You might ask why bash. The idea was to have the least amount of work to complete this script. As I use Linux, bash was ready for the job with the help of some simple other programs:
- curl
- grep
- sed
- printf
- echo
Another reason to use bash instead of node.js or python is that I want to improve my knowledge of bash. It looks to me as a pretty useful tool.
# $# is the variable for arguments length
# If the length of arguments is less than 1
if [ "$#" -lt 1 ]; then
# Teach how to use the script
echo "Use script with at least one ticker. ex.:"
echo "./miner.sh ticker1 [ticker2 [ticker3...]]"
exit 1
fi
# Save all arguments into variable TICKERS
TICKERS=$@
# The page url to scrape
URL=https://something.com/something/
# Some headers for pretty printing our data
headers=( \
"VAL P" \
"DY CAGR 3a" \
"AVG. 24m" \
)
# Print the headers
printf "%10s\t%10s\t%20s\t%20s" "TICKER" "${headers[0]}" "${headers[1]}" "${headers[2]}"
echo
# For each ticker passed as an argument
for TICKER in $TICKERS; do
# Get the page text, pipe to...
# find each line that has the text 'class="value"', pipe to...
# use a regular expression to find only the content between ">" and "<" and
# save each line as an item of the array $data
data=($(curl -s $URL$TICKER | grep 'class="value"' | sed -En 's/[^>]*>([^<]*).*$/\1/p'))

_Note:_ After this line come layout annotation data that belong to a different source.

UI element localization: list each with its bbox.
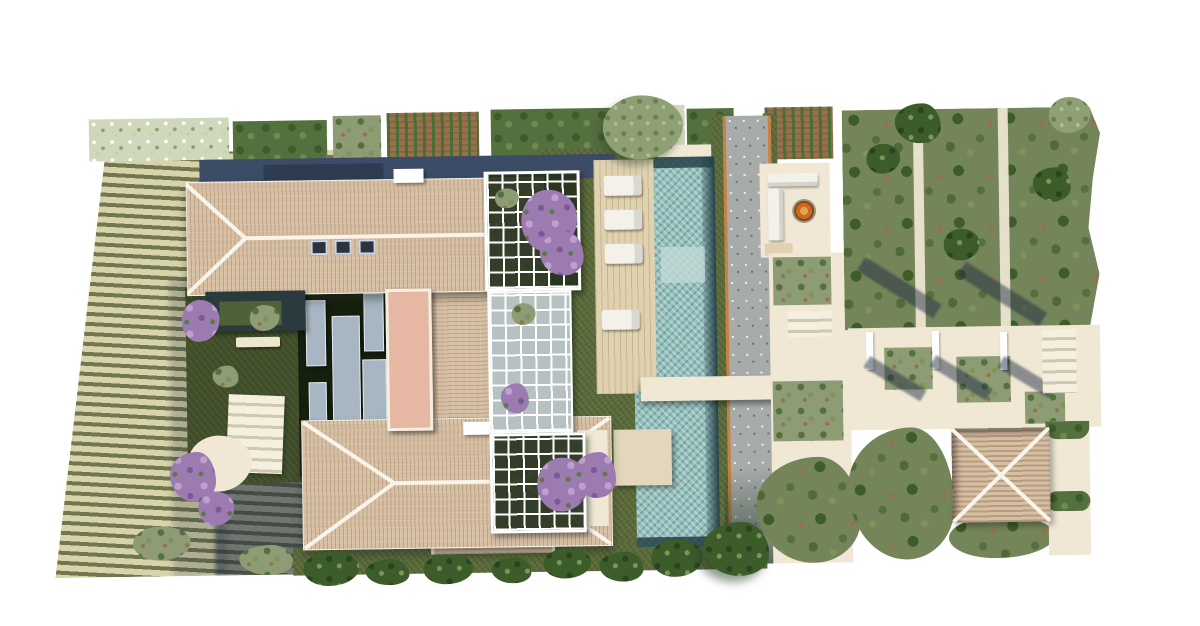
link-plant — [511, 303, 535, 325]
south-pergola — [489, 432, 586, 533]
glass-link — [487, 290, 573, 433]
pool-head-edge — [653, 156, 713, 168]
pavilion-ridge-lines — [951, 427, 1050, 522]
wall-shadow-in-orchard — [857, 257, 942, 318]
glass-roof-panel — [305, 300, 326, 366]
pergola-plant — [495, 188, 519, 208]
skylight — [334, 240, 351, 255]
outdoor-sofa-top — [768, 173, 818, 187]
flower-bed — [89, 117, 230, 161]
wisteria-canopy — [539, 231, 584, 276]
boundary-tree — [651, 538, 704, 577]
garden-bench — [236, 337, 280, 348]
solar-roof-band-dark — [263, 163, 383, 181]
spa-patch — [661, 246, 706, 283]
boundary-tree — [365, 559, 409, 586]
tree-canopy — [1032, 167, 1071, 202]
patio-hedge — [1045, 421, 1089, 440]
pool-bridge — [641, 375, 783, 401]
orchard-grove-pavilion-west — [847, 427, 955, 561]
garden-shrub — [212, 365, 238, 387]
pavilion-patio — [1047, 421, 1091, 556]
villa-site-plan — [0, 0, 1200, 626]
planting-block — [773, 380, 844, 441]
rendering-canvas — [0, 0, 1200, 626]
glass-roof-panel — [363, 293, 384, 351]
sun-lounger — [604, 209, 642, 230]
garden-steps — [788, 311, 832, 338]
olive-orchard — [842, 107, 1103, 331]
tree-canopy — [866, 144, 900, 175]
skylight — [358, 239, 375, 254]
patio-stairs — [1042, 329, 1077, 393]
planting-block — [773, 257, 832, 306]
link-plant — [501, 383, 529, 413]
tree-canopy — [943, 228, 979, 261]
sun-lounger — [602, 309, 640, 330]
boundary-tree — [599, 551, 643, 582]
boundary-tree — [423, 554, 473, 585]
north-pergola — [483, 170, 581, 291]
garden-pavilion-roof — [951, 427, 1050, 522]
sun-lounger — [604, 175, 642, 196]
boundary-tree — [303, 552, 359, 587]
sun-lounger — [605, 243, 643, 264]
boundary-tree — [491, 557, 531, 584]
skylight — [310, 240, 327, 255]
chimney — [463, 422, 491, 435]
patio-hedge — [1046, 491, 1090, 512]
boundary-tree — [543, 548, 591, 579]
outdoor-sofa-left — [768, 188, 784, 240]
swim-platform — [613, 429, 672, 486]
chimney — [393, 169, 423, 183]
courtyard-walkway — [385, 288, 433, 431]
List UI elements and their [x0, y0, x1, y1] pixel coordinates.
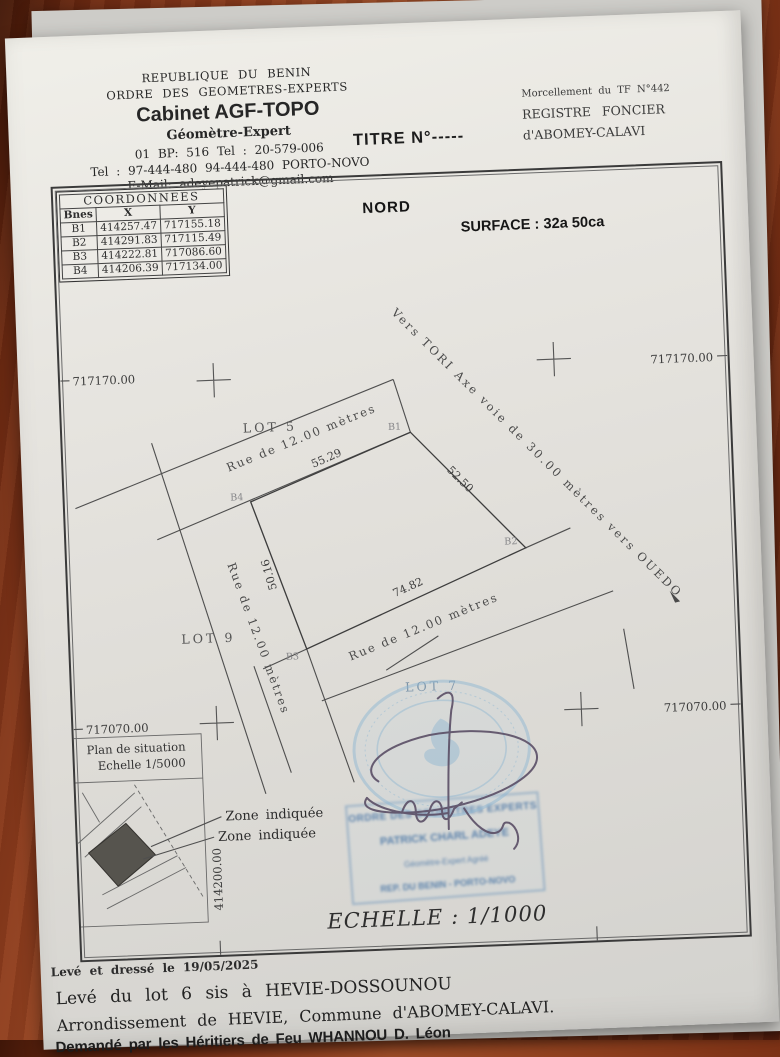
round-stamp: [351, 678, 531, 820]
y-north-left: 717170.00: [72, 372, 135, 388]
surface-label: SURFACE : 32a 50ca: [460, 214, 605, 236]
survey-plan-document: REPUBLIQUE DU BENIN ORDRE DES GEOMETRES-…: [5, 10, 779, 1050]
y-north-right: 717170.00: [650, 350, 713, 366]
corner-b4: B4: [230, 492, 244, 503]
col-bornes: Bnes: [60, 208, 97, 223]
north-label: NORD: [362, 198, 411, 217]
titre-number: TITRE N°-----: [353, 127, 465, 150]
street-lines: [71, 371, 638, 801]
rue-top-label: Rue de 12.00 mètres: [224, 401, 378, 475]
situation-inset: Plan de situation Echelle 1/5000: [70, 734, 208, 927]
y-south-right: 717070.00: [664, 699, 727, 715]
rue-bottom-label: Rue de 12.00 mètres: [347, 590, 501, 664]
axe-voie-label: Vers TORI Axe voie de 30.00 mètres vers …: [388, 305, 685, 601]
lot9-label: LOT 9: [181, 630, 236, 647]
dimension-labels: 55.29 52.50 74.82 50.16: [254, 441, 480, 605]
zone-label-1: Zone indiquée: [225, 806, 324, 825]
x-west-label: 414200.00: [210, 848, 226, 911]
morcellement-line: Morcellement du TF N°442: [521, 81, 731, 100]
dim-b1-b2: 52.50: [444, 464, 476, 496]
corner-b3: B3: [286, 651, 300, 662]
zone-indicated-labels: Zone indiquée Zone indiquée: [142, 806, 325, 859]
plan-frame: ORDRE DES GEOMETRES EXPERTS PATRICK CHAR…: [51, 161, 752, 962]
corner-b2: B2: [504, 536, 518, 547]
lot5-label: LOT 5: [242, 419, 297, 436]
dim-b3-b4: 50.16: [259, 558, 280, 592]
main-scale-label: ECHELLE : 1/1000: [326, 900, 548, 933]
y-south-left: 717070.00: [86, 721, 149, 737]
land-registry-block: Morcellement du TF N°442 REGISTRE FONCIE…: [521, 81, 733, 143]
inset-indicated-zone: [88, 822, 157, 887]
inset-title: Plan de situation: [86, 739, 186, 757]
coordinates-table: COORDONNEES Bnes X Y B1 414257.47 717155…: [56, 185, 230, 282]
plan-drawing: NORD SURFACE : 32a 50ca 717170.00 717170…: [53, 163, 750, 960]
zone-label-2: Zone indiquée: [218, 826, 317, 845]
parcel-lot6-outline: [248, 428, 529, 651]
corner-b1: B1: [388, 422, 402, 433]
registre-place-line: d'ABOMEY-CALAVI: [523, 120, 733, 143]
inset-scale: Echelle 1/5000: [98, 756, 186, 773]
dim-b4-b1: 55.29: [309, 446, 343, 470]
registre-foncier-line: REGISTRE FONCIER: [522, 99, 732, 122]
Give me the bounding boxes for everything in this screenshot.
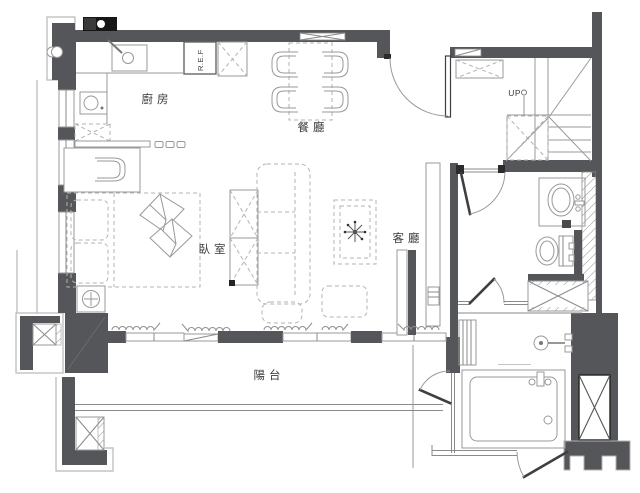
balcony-label: 陽台 <box>254 368 285 382</box>
dining-set <box>272 43 348 120</box>
sofa-ottoman <box>262 302 302 323</box>
refrigerator-label: R.E.F <box>196 49 205 71</box>
towel-radiator <box>459 320 476 365</box>
storage-box <box>528 281 588 311</box>
walls <box>52 12 631 470</box>
refrigerator: R.E.F <box>184 42 216 74</box>
floor-plan-svg: R.E.F <box>0 0 640 493</box>
shower-head <box>534 334 572 352</box>
bathroom <box>456 165 588 311</box>
dining-chair <box>322 52 348 77</box>
living-label: 客廳 <box>393 231 424 245</box>
floor-cushion <box>322 286 367 317</box>
bottom-left-corner <box>56 377 113 471</box>
balcony <box>75 405 443 411</box>
dining-chair <box>272 87 298 112</box>
bed <box>67 193 200 287</box>
shower-room-door <box>470 279 494 303</box>
floor-plan: R.E.F <box>0 0 640 493</box>
tv-cabinet <box>229 190 258 286</box>
dining-chair <box>322 87 348 112</box>
curtains <box>112 323 439 331</box>
coffee-table <box>334 200 376 264</box>
bathroom-door <box>461 173 470 214</box>
bathtub <box>462 370 565 448</box>
entry-door <box>524 452 567 477</box>
bathroom-sink <box>539 178 585 226</box>
bedroom-label: 臥室 <box>199 242 230 256</box>
sofa <box>257 164 310 323</box>
bath-mat <box>498 362 531 368</box>
left-parapet <box>16 313 63 373</box>
kitchen-sink <box>108 40 147 71</box>
kitchen-label: 廚房 <box>142 92 173 106</box>
cooktop <box>80 92 107 114</box>
tv-wall <box>408 250 416 335</box>
balcony-shower-door <box>420 390 450 403</box>
tv-console <box>397 250 407 335</box>
dining-label: 餐廳 <box>298 120 329 134</box>
dining-chair <box>272 52 298 77</box>
stairs: UP <box>456 58 591 161</box>
stairs-up-label: UP <box>508 88 521 98</box>
pillow <box>71 200 108 240</box>
quilt <box>140 194 192 257</box>
bedroom <box>64 148 200 312</box>
desk <box>64 148 140 192</box>
pillow <box>71 243 108 283</box>
living-room <box>257 163 440 335</box>
plant <box>344 221 367 242</box>
toilet <box>536 236 574 266</box>
washing-machine <box>77 286 105 312</box>
floor-drain <box>562 220 571 228</box>
hall-door <box>390 56 451 117</box>
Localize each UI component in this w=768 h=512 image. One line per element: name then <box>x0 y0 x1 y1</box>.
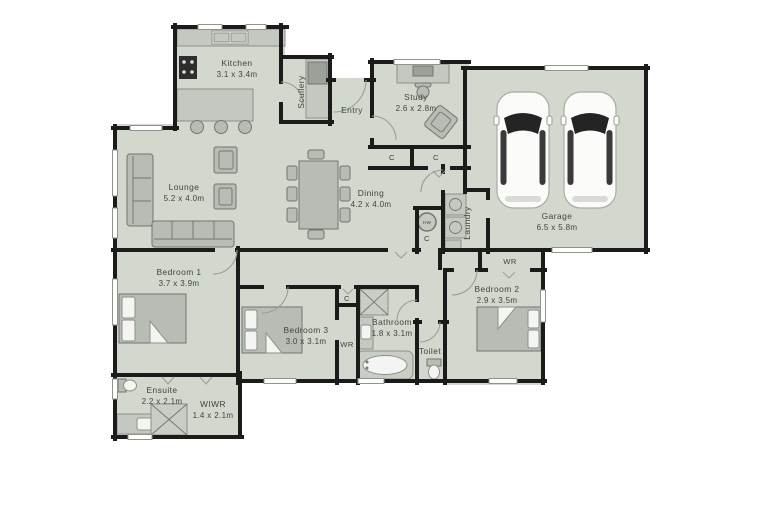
kitchen-island <box>177 89 253 121</box>
pillow <box>122 320 135 341</box>
pillow <box>245 331 257 350</box>
label-bedroom1: Bedroom 1 <box>156 267 201 277</box>
label-bedroom3: Bedroom 3 <box>283 325 328 335</box>
pillow <box>122 297 135 318</box>
scullery-appliance <box>308 62 327 84</box>
dims-garage: 6.5 x 5.8m <box>537 223 578 232</box>
garage-door <box>552 248 592 253</box>
dims-wiwr: 1.4 x 2.1m <box>193 411 234 420</box>
chair-icon <box>308 230 324 239</box>
label-entry: Entry <box>341 105 363 115</box>
car-icon <box>561 92 619 208</box>
toilet-icon <box>429 365 440 379</box>
chair-icon <box>287 187 297 201</box>
label-closet: C <box>424 234 430 243</box>
basin-icon <box>361 325 371 339</box>
label-bathroom: Bathroom <box>372 317 412 327</box>
monitor-icon <box>413 66 433 76</box>
car-icon <box>494 92 552 208</box>
dims-bedroom2: 2.9 x 3.5m <box>477 296 518 305</box>
window <box>113 379 118 399</box>
label-laundry: Laundry <box>462 206 472 240</box>
label-wardrobe: WR <box>503 257 517 266</box>
label-toilet: Toilet <box>419 346 441 356</box>
label-lounge: Lounge <box>169 182 200 192</box>
kitchen-sink-basin <box>214 33 229 42</box>
stool-icon <box>215 121 228 134</box>
window <box>113 279 118 325</box>
dining-table <box>299 161 338 229</box>
chair-icon <box>340 208 350 222</box>
dims-bedroom3: 3.0 x 3.1m <box>286 337 327 346</box>
chair-icon <box>340 166 350 180</box>
window <box>113 150 118 196</box>
label-wiwr: WIWR <box>200 399 226 409</box>
dims-lounge: 5.2 x 4.0m <box>164 194 205 203</box>
label-garage: Garage <box>542 211 573 221</box>
chair-icon <box>308 150 324 159</box>
window <box>545 66 588 71</box>
sofa-icon <box>127 154 153 226</box>
label-closet: C <box>433 153 439 162</box>
dims-study: 2.6 x 2.8m <box>396 104 437 113</box>
label-wardrobe: WR <box>340 340 354 349</box>
dims-bathroom: 1.8 x 3.1m <box>372 329 413 338</box>
window <box>128 435 152 440</box>
label-scullery: Scullery <box>296 75 306 109</box>
stool-icon <box>191 121 204 134</box>
pillow <box>528 310 539 328</box>
stove-icon <box>179 56 197 79</box>
floorplan-drawing: Kitchen 3.1 x 3.4m Scullery Entry Study … <box>0 0 768 512</box>
window <box>541 290 546 322</box>
pillow <box>245 310 257 329</box>
toilet-icon <box>124 380 137 391</box>
window <box>264 379 296 384</box>
footer: 118 Hitchen Road, Pokeno FOR VISUAL PURP… <box>0 440 768 512</box>
dims-ensuite: 2.2 x 2.1m <box>142 397 183 406</box>
label-closet: C <box>344 294 350 303</box>
label-study: Study <box>404 92 428 102</box>
chair-icon <box>287 208 297 222</box>
window <box>113 208 118 238</box>
window <box>489 379 517 384</box>
floorplan-page: Kitchen 3.1 x 3.4m Scullery Entry Study … <box>0 0 768 512</box>
window <box>130 126 162 131</box>
window <box>394 60 440 65</box>
dims-bedroom1: 3.7 x 3.9m <box>159 279 200 288</box>
dims-dining: 4.2 x 4.0m <box>351 200 392 209</box>
kitchen-sink-basin <box>231 33 246 42</box>
label-ensuite: Ensuite <box>146 385 177 395</box>
window <box>198 25 222 30</box>
label-closet: C <box>389 153 395 162</box>
bed-icon <box>477 307 541 351</box>
label-kitchen: Kitchen <box>221 58 252 68</box>
stool-icon <box>239 121 252 134</box>
label-hot-water: HW <box>423 220 432 225</box>
dims-kitchen: 3.1 x 3.4m <box>217 70 258 79</box>
label-dining: Dining <box>358 188 384 198</box>
label-bedroom2: Bedroom 2 <box>474 284 519 294</box>
chair-icon <box>340 187 350 201</box>
window <box>358 379 384 384</box>
bed-icon <box>119 294 186 343</box>
window <box>246 25 266 30</box>
chair-icon <box>287 166 297 180</box>
pillow <box>528 330 539 348</box>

# print the data we wanted to scrape
printf "%10s\t%10s\t%20s\t%20s" ${TICKER} ${data[5]} ${data[8]} ${data[11]}
echo
done
exit 0
I bet there is a better way to pretty print this data, actually there should be better ways to do a lot of stuff. That grep | sed seems strange, buuuuut...
THE SCRIPT DID THE JOB!
Later on he asked if it was possible to "run" this inside a google spreadsheet, and I wrote an equivalent of this in gscript, but that will be for a later post.
Hope you enjoyed, keep coding!
marcel0ll